Short History of Dunham Massey and the Stamford estate

Over 400 years of history have unfolded at Dunham Massey. Home to two ancient families, the Booths and the Greys, their stories of international fortune and friendship can still be felt across the estate today. Seat of the Massey barons, the park at Dunham Massey was first mentioned in 1362, but wild deer and boar were hunted there many years before. Deer parks were a prominent feature of the British landscape after the Norman Conquest, a symbol of elite power and privilege. Today only a handful remain, most broken up or converted for agriculture or landscaped parkland.

1736: Mary Booth (1704-72), the sole heir of the 2nd Earl and his wife, married Harry Grey (1715-68), bringing the Dunham estate into the Earldom of Stamford. Mary and Harry divide their time between Enville Hall, one of the Stamford estates, and Dunham. Appointed director of the Dunham estate in her father’s will, Mary was integral to the management and shaping of it, co-negotiating, for example, the building of the Bridgewater Canal.

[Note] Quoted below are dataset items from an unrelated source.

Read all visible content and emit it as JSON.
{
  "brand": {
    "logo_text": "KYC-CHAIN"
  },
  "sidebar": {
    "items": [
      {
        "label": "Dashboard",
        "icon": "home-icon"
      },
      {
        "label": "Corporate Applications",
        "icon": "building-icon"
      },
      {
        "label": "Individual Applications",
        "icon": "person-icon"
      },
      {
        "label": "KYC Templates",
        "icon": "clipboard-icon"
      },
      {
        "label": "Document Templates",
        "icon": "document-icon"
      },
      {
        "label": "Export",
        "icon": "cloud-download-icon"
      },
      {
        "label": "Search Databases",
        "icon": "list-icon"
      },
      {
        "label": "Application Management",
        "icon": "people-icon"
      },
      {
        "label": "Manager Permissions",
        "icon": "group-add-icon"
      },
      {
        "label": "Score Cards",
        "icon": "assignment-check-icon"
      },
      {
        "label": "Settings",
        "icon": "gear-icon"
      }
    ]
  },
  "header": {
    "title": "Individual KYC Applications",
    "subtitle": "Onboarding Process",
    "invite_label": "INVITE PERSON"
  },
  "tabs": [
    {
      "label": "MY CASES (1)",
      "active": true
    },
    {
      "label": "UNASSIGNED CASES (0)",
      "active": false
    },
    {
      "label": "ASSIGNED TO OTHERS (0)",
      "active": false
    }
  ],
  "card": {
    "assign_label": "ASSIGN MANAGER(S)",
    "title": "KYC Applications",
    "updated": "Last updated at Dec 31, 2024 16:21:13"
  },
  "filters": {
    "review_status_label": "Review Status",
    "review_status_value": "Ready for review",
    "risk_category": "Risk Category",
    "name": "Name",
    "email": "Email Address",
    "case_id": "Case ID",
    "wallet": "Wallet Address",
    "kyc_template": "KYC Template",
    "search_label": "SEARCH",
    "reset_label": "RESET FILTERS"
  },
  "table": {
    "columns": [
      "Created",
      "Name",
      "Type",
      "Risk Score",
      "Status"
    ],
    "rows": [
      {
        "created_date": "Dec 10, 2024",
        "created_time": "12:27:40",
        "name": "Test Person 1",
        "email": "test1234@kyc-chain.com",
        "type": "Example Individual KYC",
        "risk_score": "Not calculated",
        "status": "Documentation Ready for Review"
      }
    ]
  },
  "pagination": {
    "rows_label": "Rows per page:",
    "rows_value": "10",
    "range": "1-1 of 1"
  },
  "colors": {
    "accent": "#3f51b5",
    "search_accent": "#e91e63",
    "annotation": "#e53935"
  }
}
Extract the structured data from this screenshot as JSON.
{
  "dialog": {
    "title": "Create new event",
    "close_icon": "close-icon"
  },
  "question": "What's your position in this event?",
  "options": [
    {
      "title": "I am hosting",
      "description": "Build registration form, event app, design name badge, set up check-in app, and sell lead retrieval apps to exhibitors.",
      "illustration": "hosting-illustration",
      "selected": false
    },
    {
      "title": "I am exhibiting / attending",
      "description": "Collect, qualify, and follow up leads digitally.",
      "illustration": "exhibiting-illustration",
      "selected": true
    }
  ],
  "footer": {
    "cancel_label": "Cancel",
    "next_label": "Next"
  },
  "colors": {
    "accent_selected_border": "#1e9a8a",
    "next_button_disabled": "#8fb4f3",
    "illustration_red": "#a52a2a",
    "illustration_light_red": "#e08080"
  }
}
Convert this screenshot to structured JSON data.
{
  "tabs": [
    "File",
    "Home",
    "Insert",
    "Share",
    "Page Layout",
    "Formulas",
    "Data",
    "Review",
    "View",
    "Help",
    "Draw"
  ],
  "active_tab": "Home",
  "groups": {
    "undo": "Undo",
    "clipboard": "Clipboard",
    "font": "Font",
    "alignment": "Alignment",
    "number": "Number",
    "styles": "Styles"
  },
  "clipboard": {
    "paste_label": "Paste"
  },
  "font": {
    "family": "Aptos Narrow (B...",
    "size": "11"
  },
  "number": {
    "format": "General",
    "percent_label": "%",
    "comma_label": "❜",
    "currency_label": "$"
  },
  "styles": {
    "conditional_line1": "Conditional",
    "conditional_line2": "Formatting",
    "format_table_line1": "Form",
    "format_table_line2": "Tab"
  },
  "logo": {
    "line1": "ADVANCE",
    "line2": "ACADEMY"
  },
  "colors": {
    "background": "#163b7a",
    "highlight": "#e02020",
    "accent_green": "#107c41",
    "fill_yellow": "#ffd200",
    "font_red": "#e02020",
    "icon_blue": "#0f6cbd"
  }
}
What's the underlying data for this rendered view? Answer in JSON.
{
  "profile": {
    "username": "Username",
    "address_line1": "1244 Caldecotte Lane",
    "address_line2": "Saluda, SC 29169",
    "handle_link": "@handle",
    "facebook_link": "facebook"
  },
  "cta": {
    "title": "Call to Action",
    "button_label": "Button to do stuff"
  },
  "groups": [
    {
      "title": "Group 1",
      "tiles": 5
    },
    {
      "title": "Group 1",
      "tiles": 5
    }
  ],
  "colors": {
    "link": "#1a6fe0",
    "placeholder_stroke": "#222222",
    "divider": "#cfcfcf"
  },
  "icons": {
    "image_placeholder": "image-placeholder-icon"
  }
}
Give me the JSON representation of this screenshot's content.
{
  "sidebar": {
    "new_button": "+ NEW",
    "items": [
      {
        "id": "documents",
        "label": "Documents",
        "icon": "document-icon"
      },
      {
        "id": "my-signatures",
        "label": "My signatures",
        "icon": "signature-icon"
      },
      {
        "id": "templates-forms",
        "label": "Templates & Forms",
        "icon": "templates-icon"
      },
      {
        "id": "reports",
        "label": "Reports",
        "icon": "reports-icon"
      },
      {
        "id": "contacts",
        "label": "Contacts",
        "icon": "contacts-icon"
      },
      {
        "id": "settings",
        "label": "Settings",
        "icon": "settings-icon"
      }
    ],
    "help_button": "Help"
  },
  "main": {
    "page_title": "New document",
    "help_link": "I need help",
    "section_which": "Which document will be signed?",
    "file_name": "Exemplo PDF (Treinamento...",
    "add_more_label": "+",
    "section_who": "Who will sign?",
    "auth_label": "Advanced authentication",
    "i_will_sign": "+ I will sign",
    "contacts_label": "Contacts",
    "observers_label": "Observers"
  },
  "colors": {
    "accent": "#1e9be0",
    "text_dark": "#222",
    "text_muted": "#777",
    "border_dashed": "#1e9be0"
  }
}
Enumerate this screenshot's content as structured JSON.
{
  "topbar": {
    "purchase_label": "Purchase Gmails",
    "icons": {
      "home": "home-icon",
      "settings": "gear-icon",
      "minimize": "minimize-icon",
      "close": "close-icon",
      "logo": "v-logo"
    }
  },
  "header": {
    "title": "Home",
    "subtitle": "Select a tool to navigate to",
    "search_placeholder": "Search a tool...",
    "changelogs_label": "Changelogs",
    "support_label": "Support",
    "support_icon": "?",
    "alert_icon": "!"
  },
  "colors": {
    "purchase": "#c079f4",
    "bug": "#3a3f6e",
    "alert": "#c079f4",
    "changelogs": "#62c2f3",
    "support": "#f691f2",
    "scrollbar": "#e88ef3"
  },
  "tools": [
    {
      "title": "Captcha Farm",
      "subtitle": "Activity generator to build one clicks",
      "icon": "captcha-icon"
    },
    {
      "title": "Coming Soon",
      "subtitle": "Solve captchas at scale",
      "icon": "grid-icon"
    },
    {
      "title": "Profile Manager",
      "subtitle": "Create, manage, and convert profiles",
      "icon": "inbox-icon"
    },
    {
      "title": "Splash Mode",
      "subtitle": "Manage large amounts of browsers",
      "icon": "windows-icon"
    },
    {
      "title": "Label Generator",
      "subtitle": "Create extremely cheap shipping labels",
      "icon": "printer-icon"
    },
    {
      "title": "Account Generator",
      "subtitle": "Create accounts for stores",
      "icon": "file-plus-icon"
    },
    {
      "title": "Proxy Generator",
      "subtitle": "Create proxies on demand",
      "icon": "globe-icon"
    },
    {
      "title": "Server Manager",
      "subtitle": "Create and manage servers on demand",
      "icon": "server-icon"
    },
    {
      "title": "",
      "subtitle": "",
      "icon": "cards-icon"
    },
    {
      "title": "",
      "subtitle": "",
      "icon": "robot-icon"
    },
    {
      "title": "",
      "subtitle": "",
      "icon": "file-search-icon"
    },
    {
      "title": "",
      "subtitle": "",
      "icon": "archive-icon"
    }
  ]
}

1751: The deer park enclosed: The final bricks are put in place to complete a three-mile-long wall enclosing the deer park, keeping intruders out and animals in.

1884: Upon the death of his 3rd cousin, Harry Grey (1812-90) inherits the Stamford peerage. At the time of his ennoblement Grey was working as a farm labourer in the Cape Colony, which is today South Africa. He was married to Martha Solomon, an emancipated South African woman. Harry and Martha had two sons born out of wedlock, and a daughter. They chose not to return to England.

1891: When Harry died the Stamford Earldom – with its titles, estates, and hereditary seat in the House of Lords – was disputed. According to Dutch law in South Africa, Harry’s first son John was the heir, but because he was illegitimate – and of dual heritage – House Peers in Westminster stopped him from inheriting. Instead Harry Grey’s nephew William Grey (1850-1910), a Canadian colonial teacher, was elevated to the title. New research has shown that William Grey kept in regular contact with his South African family. The letters exchanged provide important insights into the education and upbringing of Harry Grey’s children and their relationship with the 9th Earl, who financially supported them, as well as the complexities of South African responses to the Second Boer War (1899-1902).

9th Earl of Stamford: William Grey 18 April 1850 – 24 May 1910 (60 years old)

Inherited the Stamford Estate and moved to Dunham Hall in 1906 – but died in 1910

In 1906 William Grey takes up residence in the family seat with his wife Penelope Theobald and their children, Lady Jane Grey and the future Earl, Roger. Cheshire society greet the family’s carriage as it travels through Hale and Altrincham and onto Dunham Massey. William modernises the mansion with electricity and a new plumbing system and engages the furniture historian Percy Macquoid to help redesign its interiors.